I don’t know who’s right in this legal debate, but I think it misses the underlying issue for our polity: why is providing for people’s health defined as an essentially commercial enterprise in the first place? It is true that money and products and payments are involved, but access to medical care in modern societies is much more, or more correctly, much less than that—it is a basic, universal need, not just a marketplace commodity. Not incidentally, it is enshrined as a fundamental human right in many places, but in any case should certainly be examined from the perspective of its central role in human existence, not reduced to its economics.

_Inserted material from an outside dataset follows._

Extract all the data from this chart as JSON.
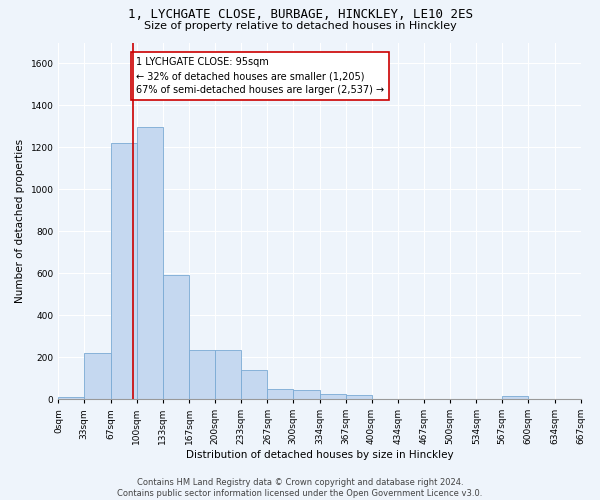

From this prism, Roberts insisting that people are not ‘engaged in commerce’ when they remain uninsured and Ginsberg insisting that they are both sound slightly wacky. Even Justice Scalia basking in his god-given right not to buy broccoli is quite clearly buying food of some sort and a good deal of it, too. Then again, the Court’s job is to interpret the law within the parameters given; ours is to change those parameters. If the Court, the government and lawyers far and wide can only see health as a commodity, a social movement must insist that their vision is impoverished and offer them some political optometry--perhaps at an attractive, out-of-network discount.

So the AHA is preserved and now can stumble forward toward implementation, which will be fraught with difficulties, obstructionism, unanticipated outcomes, and further debates. It does nothing to rein in runaway health spending, which is probably what will constitute its first test. The Republicans will use accelerating costs to sabotage everything if they remain out of power and will have to come up with credible amendments if they are in. In any case, the decision’s impact on one or another president smiling at us from the Rose Garden next January is the least of it, and the notion that the momentum has shifted away from the reactionary tendencies of past decades is premature.